The Comets, led by the trio of Cynthia Cooper, Sheryl Swoopes and Tina Thompson, won the first four league titles from 1997-2000. During the first two years of that stretch however, the WNBA competed with the American Basketball League (ABL) for talent. Players like Teresa Edwards, Yolanda Griffith, Katie Smith, Dawn Staley and even current Lynx center "Mama" Taj McWilliams-Franklin spent time in the ABL.

After losing to the Comets in the 1999 and 2000 conference finals, Los Angeles ended the Houston dynasty and won consecutive titles in 2001 and 2002. Lisa Leslie and Co. ushered in a new era and the league, bolstered by the collapse of the ABL and an infusion of new talent from the collegiate ranks, became more competitive.

In the modern era, Detroit (3), Seattle (2) and Phoenix (2) have won multiple titles, but all non-consecutively. The Sacramento Monarchs came the closest to repeating, falling to Detroit in Game 5 of the 2006 Finals after winning it all in 2005. With little movement of elite players, teams have been able to sustain excellence during the modern era, but so far, winning back-to-back titles has been elusive.

The women's game is evolving at an amazing pace; all you have to do is throw in some game film from the late '90s to see how far we've come since then. Today's players are bigger, stronger, faster and more fundamentally sound. The scouting methods are more advanced and the talent pool is much deeper.

While the Cooper, Swoopes and Thompson Comets measure up favorably in any era, it's difficult to see any team winning four straight titles again, although this version of the Lynx appears set up for a serious run at it. Seimone Augustus, Maya Moore and Lindsay Whalen give the Lynx a Cooper/Swoopes/Thompson-like trio and that's not even counting Rebekkah Brunson, an All Star in her own right. The remainder of the roster meanwhile is filled with intriguing youth and talent.

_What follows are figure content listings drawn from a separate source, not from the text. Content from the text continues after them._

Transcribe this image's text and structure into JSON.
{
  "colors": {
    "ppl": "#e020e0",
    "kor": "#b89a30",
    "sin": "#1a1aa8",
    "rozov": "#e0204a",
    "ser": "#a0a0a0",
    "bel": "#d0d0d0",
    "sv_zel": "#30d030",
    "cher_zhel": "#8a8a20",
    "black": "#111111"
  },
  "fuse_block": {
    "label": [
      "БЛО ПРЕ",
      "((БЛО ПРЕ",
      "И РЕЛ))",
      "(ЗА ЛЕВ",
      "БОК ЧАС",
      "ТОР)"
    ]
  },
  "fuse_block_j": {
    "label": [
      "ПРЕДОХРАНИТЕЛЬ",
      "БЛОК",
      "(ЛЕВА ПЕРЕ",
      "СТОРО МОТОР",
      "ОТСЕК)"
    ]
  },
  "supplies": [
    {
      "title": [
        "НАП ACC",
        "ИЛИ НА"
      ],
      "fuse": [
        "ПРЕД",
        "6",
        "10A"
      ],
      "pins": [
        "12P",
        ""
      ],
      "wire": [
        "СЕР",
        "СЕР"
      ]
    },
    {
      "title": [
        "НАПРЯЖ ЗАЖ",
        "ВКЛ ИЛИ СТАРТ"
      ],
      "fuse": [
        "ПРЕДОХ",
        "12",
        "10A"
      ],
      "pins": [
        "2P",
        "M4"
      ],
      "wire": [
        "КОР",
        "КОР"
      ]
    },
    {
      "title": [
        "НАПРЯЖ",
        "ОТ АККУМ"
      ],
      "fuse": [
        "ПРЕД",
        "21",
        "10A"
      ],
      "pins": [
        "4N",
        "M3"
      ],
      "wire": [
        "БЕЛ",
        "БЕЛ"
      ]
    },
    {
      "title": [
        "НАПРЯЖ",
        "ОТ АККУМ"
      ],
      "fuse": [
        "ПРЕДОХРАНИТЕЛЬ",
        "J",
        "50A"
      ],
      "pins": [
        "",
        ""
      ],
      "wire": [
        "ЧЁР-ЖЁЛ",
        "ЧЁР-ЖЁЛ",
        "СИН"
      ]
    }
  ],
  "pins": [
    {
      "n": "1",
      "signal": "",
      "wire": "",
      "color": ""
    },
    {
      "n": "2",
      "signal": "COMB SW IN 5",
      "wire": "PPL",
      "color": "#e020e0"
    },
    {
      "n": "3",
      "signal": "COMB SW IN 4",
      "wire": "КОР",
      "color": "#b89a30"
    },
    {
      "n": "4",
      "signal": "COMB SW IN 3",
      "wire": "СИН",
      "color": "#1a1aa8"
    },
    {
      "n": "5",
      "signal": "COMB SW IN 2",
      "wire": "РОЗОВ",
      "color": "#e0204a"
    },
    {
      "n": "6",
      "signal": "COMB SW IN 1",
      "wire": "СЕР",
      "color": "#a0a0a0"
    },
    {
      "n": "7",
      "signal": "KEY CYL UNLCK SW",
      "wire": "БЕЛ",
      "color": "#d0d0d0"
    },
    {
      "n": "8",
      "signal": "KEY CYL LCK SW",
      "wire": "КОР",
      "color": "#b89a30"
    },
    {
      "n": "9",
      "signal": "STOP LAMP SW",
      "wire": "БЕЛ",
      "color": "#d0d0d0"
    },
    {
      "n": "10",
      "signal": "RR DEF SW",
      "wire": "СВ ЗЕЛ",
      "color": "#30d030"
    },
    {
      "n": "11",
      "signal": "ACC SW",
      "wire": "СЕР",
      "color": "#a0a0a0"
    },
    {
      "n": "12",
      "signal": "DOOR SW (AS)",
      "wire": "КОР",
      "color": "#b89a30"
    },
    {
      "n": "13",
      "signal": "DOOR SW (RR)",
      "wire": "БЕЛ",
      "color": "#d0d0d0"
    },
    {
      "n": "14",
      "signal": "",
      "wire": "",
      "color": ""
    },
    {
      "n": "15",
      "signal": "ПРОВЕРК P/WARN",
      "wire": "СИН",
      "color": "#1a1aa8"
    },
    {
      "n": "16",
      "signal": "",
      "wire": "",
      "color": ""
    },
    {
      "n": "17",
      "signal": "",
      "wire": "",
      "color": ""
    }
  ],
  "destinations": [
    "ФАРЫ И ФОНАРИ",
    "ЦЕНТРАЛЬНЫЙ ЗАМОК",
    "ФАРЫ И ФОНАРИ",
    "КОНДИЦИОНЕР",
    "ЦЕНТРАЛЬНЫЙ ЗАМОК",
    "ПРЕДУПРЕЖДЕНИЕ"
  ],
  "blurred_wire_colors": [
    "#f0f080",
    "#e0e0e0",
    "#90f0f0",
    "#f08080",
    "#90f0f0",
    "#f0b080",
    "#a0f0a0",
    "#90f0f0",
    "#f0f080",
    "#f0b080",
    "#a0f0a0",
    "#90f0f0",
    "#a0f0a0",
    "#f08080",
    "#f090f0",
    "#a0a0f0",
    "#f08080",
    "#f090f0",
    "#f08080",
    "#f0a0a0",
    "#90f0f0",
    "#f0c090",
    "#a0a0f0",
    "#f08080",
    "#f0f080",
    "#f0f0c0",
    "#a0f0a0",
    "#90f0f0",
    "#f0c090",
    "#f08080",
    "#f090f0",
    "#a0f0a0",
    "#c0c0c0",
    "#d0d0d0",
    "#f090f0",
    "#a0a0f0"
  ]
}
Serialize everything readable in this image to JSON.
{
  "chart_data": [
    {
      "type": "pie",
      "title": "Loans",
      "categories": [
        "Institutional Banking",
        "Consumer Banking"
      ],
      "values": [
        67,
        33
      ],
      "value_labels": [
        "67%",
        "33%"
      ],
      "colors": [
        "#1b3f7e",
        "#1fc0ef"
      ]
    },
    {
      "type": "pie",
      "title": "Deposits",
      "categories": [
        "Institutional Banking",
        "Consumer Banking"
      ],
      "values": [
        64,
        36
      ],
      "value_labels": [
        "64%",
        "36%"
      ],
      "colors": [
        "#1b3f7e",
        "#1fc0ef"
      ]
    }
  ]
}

At 41, McWilliams-Franklin is still a force in the middle and she's backed up by the emerging Jessica Adair and Amber Harris, the 4th overall pick in last year's draft. Candice Wiggins (2008 Sixth Woman of the Year), Monica Wright (the No. 2 overall pick in 2010), Charde Houston (2009 All-Star) and the newly signed Erin Thorn give the Lynx unmatched depth. As if that weren't enough, the defending champs own the third-overall pick in April's draft.

Last year at this time the Lynx were an upstart team hoping to end a six-year playoff drought. Just 12 months later, they enter their 14th season heavy favorites to repeat as champions.